Baca Full Novel: Semua Berbeda Saat Kau Mencintaiku by Nonna Belinda
Bella: “Gak tau ya. Gue emang gak tertarik sama cowok yang lebih tua daripada gue. Beda aja gitu rasanya. Berasa jalan sama abang sendiri.”
Agam: “Di itu tidak pantas untuk dijadikan kekasih. Dia lebih pantas jadi adik saya. Lagipula dia bukan tipe wanita yang saya suka.”
Sama-sama menolak, tapi akhirnya jadi saling cinta? Ada gak sih cerita cinta yang kayak gitu? Jawabanya adalah banyak! Salah satunya adalah cinta Sabella untuk Agam.
Perbedaan usia yang cukup jauh membuat mereka berdiri pada benteng mereka masing-masing untuk saling mempertahankan ego.
Seperti pada umumnya, cerita cinta klasik seperti ini berakhir pada cinta yang saling menyatukan di antara mereka berdua.

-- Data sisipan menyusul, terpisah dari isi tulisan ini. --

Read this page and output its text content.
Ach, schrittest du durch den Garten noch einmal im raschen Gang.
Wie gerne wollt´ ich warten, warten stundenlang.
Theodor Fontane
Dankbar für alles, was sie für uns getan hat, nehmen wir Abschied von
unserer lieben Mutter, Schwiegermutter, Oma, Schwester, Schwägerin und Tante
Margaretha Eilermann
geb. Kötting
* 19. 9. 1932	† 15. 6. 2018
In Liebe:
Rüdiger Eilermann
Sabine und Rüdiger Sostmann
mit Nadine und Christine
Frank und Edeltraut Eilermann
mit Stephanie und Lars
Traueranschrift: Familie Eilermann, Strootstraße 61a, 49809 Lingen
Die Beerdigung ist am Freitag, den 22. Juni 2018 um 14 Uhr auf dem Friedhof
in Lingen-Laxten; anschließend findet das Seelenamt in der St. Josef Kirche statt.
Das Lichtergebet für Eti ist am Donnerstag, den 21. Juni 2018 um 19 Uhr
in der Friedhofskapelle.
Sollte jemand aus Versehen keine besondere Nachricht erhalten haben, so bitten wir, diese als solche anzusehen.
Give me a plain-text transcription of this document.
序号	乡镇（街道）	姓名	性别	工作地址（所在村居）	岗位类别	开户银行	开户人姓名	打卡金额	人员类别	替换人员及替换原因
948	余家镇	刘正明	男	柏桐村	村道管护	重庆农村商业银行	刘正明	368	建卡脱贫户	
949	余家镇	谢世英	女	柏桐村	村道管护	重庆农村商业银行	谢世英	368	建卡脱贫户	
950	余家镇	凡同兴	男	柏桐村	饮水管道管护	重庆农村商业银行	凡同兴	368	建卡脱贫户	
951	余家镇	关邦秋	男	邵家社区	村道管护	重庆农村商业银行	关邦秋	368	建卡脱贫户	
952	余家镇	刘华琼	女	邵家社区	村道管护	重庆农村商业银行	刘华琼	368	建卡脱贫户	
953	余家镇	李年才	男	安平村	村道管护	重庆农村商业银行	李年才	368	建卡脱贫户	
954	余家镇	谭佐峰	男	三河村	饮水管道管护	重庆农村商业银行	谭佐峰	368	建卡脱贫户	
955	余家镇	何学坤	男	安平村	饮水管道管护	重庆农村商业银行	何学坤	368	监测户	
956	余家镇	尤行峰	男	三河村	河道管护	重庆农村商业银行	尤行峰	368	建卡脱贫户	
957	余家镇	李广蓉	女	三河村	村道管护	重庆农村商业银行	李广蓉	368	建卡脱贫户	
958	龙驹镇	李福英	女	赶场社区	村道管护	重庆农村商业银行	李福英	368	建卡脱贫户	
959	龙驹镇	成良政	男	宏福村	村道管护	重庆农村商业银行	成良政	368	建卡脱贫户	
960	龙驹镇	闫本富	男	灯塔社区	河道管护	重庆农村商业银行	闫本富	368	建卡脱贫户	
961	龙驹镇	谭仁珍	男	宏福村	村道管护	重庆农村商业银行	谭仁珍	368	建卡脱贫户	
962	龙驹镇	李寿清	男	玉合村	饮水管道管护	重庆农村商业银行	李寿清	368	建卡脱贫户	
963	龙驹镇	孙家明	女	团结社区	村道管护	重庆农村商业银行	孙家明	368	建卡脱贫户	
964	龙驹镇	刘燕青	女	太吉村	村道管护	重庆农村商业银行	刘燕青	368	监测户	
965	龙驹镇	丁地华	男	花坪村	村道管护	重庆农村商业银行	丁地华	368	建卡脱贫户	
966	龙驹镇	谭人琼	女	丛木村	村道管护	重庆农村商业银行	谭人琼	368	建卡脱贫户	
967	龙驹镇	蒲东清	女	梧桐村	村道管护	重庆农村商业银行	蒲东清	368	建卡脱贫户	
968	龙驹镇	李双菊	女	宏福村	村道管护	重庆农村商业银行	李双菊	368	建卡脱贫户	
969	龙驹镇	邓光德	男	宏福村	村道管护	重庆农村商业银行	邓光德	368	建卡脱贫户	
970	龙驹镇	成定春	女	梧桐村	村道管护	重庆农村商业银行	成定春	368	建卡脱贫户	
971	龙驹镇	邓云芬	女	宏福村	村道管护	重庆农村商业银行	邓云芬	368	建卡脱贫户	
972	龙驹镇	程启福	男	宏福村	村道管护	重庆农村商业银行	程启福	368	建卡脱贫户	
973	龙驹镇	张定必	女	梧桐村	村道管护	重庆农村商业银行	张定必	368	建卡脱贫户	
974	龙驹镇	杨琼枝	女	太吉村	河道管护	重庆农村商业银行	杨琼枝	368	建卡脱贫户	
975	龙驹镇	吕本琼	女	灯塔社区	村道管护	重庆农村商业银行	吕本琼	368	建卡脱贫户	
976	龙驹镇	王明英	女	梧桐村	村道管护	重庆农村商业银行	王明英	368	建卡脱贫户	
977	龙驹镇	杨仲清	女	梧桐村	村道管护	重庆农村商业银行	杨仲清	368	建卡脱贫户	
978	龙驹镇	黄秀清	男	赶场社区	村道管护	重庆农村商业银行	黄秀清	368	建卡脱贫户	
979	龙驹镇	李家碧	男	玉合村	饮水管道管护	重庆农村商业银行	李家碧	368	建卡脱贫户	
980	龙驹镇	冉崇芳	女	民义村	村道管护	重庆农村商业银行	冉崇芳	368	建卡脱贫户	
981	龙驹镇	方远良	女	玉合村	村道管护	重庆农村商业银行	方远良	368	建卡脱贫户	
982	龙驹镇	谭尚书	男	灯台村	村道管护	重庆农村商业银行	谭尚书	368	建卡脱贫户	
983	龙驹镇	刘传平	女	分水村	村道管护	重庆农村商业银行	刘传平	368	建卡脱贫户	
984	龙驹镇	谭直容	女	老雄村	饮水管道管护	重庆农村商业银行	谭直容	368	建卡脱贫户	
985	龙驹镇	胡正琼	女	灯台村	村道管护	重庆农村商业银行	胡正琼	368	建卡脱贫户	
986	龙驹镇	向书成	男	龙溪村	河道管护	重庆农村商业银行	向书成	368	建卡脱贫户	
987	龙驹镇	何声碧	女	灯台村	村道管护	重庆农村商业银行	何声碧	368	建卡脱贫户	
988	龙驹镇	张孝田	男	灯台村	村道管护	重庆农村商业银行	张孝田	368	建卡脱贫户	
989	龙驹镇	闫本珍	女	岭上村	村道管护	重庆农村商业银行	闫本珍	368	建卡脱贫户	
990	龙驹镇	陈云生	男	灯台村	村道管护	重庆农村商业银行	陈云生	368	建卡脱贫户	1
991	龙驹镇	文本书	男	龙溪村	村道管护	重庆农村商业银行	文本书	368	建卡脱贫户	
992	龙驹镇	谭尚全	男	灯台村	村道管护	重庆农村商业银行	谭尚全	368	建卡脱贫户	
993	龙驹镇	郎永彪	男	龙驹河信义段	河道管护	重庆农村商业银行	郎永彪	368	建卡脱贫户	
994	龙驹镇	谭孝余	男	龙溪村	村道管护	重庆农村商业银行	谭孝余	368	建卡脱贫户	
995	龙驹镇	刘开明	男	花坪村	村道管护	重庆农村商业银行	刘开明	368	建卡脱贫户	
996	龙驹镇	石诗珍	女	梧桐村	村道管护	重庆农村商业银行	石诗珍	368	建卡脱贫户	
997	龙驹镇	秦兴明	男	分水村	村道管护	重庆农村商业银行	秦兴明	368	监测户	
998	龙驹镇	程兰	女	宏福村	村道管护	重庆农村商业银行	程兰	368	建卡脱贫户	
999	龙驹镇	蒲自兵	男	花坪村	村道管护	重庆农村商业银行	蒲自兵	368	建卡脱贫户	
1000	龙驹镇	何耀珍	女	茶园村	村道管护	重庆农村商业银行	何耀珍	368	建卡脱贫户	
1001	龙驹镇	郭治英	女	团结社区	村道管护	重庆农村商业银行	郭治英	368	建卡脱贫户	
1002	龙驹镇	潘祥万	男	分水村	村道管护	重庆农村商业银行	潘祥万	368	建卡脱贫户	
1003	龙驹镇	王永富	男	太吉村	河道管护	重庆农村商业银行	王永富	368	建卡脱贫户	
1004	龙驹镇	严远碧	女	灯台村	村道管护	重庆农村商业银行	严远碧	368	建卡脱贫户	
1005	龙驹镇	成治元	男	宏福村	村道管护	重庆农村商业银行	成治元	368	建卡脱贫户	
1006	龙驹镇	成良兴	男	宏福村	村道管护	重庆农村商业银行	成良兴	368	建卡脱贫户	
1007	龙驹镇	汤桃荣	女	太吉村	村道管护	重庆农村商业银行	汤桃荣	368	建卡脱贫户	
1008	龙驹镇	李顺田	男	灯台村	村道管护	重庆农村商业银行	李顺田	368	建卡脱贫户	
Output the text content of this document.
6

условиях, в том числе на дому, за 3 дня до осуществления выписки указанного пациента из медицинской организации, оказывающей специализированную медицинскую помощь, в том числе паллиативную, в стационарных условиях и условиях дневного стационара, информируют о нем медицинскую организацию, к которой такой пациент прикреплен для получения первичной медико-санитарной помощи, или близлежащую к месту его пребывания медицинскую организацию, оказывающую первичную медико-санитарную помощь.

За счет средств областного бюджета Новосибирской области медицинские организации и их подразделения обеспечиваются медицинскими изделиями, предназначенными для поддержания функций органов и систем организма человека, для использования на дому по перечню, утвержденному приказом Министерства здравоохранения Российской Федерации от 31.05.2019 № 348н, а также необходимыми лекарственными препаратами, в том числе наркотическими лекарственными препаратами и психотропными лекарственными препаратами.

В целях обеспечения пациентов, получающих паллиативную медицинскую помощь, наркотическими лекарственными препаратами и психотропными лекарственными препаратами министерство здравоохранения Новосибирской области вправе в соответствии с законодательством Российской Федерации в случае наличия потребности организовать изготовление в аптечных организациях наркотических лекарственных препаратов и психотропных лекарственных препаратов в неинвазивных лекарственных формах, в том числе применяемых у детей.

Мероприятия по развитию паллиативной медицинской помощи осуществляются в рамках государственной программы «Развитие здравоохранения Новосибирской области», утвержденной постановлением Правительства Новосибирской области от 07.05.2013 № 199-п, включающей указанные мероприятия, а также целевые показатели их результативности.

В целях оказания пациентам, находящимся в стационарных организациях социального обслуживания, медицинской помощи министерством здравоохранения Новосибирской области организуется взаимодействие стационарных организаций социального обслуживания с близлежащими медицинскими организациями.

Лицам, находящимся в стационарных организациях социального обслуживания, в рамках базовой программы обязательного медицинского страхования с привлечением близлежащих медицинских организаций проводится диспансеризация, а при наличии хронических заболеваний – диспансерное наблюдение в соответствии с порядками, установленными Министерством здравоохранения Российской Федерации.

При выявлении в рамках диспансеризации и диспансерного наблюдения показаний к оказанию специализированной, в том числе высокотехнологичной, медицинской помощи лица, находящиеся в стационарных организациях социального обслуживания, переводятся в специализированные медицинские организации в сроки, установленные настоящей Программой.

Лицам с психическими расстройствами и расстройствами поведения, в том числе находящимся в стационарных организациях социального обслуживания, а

Merobohkan benteng keegoisan mereka masing-masing dan meleburnya jadi satu.
Sabella tak bisa hidup tanpa Agam.
Dan Agam tak bisa bernafas tanpa Bella.
Namun bagaimana jika takdir berkata lain?
Bagaimana jika ceritanya dibalik menjadi sama-sama cinta tetapi tak bisa saling menyatu?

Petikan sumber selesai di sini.